Elles ne lui étaient pas destinées. Ni cette lettre ni cette femme. Contre sa poitrine il sent les feuillets se courber. L’enveloppe ne sera jamais décachetée. Il regarde s’agiter le chapeau du mari. La lettre est pour la femme. Elle ne sera jamais remise. S’il l’avait écrite à temps, peut-être aurait-il pu modifier le cours des choses, repousser l’échéance, compromettre le mariage de sa bien-aimée. Mais aujourd’hui il est ici, entouré de convives, statique, les pieds sur un banc. Inattentif aux consignes du photographe que cherche à relayer l’époux. La messe vient de laisser place à cette nouvelle cérémonie, presque aussi longue, aussi inhumaine, aussi triste. Le maître de cette cérémonie ne cesse de lever puis rabaisser un voile foncé au-dessus de sa tête. A mesure que se répètent ses allées et venues autour du trépied en bois, ses mouvements gagnent en rythme. Tel un torero, il se dandine tantôt courbé tantôt droit comme un i. La mise au point de l’appareil s’éternise. Les enfants ne sont pas longs à s’impatienter. Leur mouvement perpétuel angoisse. Dès les premières minutes un conseil improvisé décide qu’ils seront absents des clichés. Dans le centre du groupe, vers le haut et la gauche, lui ne bouge pas. S’il en juge par le pouvoir d’hypnose qu’exerce sur lui le chapeau nuptial, il ne saurait être flou. Pas un mouvement du crâne ni des membres : la machine va capter un signal d’une limpidité sans pareille. Seule la cage thoracique bat la chamade, ce qui est invisible à l’œil indifférent. Les existences doivent pourtant connaître un plus beau trajet que ce fleuve de boue, qui prend sa source à cet instant pour lui.
Le photographe est à l’agonie, ses répliques intérieures claquent les unes à la suite des autres. J’effectue un dernier réglage. J’actionne le déclencheur. Je dis la phrase du petit oiseau et je rentre me coucher. Le produit réagit dans un nuage blanc éblouissant et un bruit de sac de farine qu’on éventre.

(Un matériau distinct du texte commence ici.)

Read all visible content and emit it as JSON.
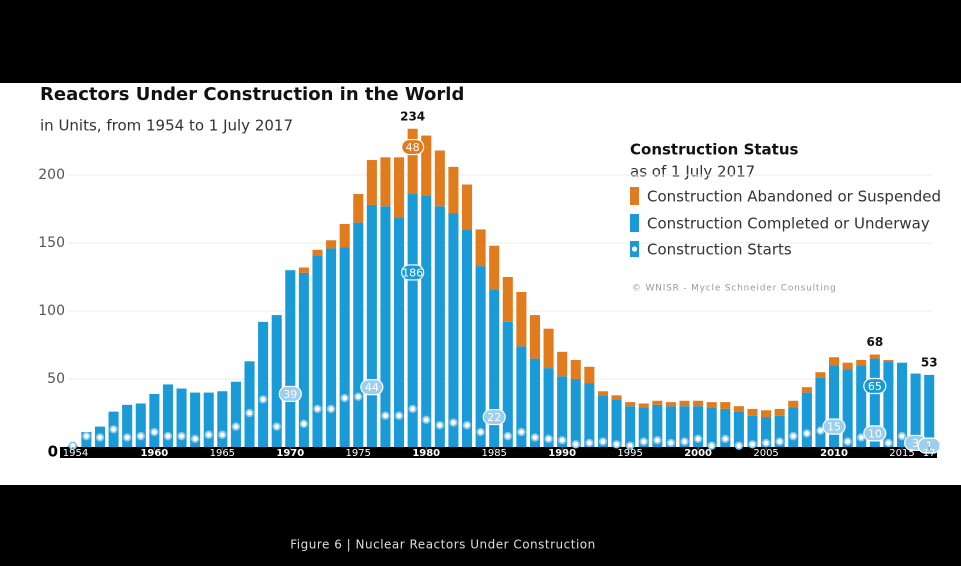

Les particules volent dans les airs telles des luges en forêt. Comment a-t-il pu penser un seul instant que la missive sur son torse serait un bouclier contre quoi que ce soit ? La lettre est un poignard. La poudre n’est pas toute retombée que son cœur est transpercé de part en part. L’organe s’écroule sur lui-même. Il est soudain énorme puis minuscule, ses tissus calcinés, sa chair vitale vitrifiée comme sous l’action d’une pâte de dynamite. Son propriétaire moribond vacille. Un long soupir traduit son tourment et peine à en couvrir l’ampleur. Mais la foule de toutes façons s’agite. Personne n’a fait attention. Certains ont sursauté plus que de raison en voyant la décharge lumineuse. D’autres sont pressés de retrouver quelqu’un. Des têtes ont pivoté mais de manière très furtive, encore domptées par les cris du photographe. Toujours dans la même direction, regardez toujours dans la même direction ou votre visage sera effacé. Vous serez venus pour rien. Il fixe toujours le chapeau, mais le chapeau n’est plus là. A sa place est un regard, le regard de la femme qui désormais ne l’atteint plus. Il ne voit pas qu’elle pleure. Qu’elle échoue à le dissimuler. Sa robe se macule pour quelques secondes, presque rien, d’une tâche oblongue. Couleur gris clair. Deux doigts gantés de dentelle viennent se poser à l’endroit précis, sur cette forme infime évoquant une cible. Elle ressent alors la circulation de son sang comme une entaille qui suppure. Elle seule perçoit le brouillard qui s’étend depuis l’éclair. Soudain on emmène au loin l’épouse, elle tourne la tête mais rien n’y fait. Il est parti. Elle devra avoir essuyé ses deux larmes quand elle entendra encore ce son qui persiste. Un écho dans les limbes. Sombre, insensé.

1 commentaire:

Anonyme a dit…

Ah ouai, quand même.
C'est épatant une photo de famille racontée par Guillaume Augias.

Bravo.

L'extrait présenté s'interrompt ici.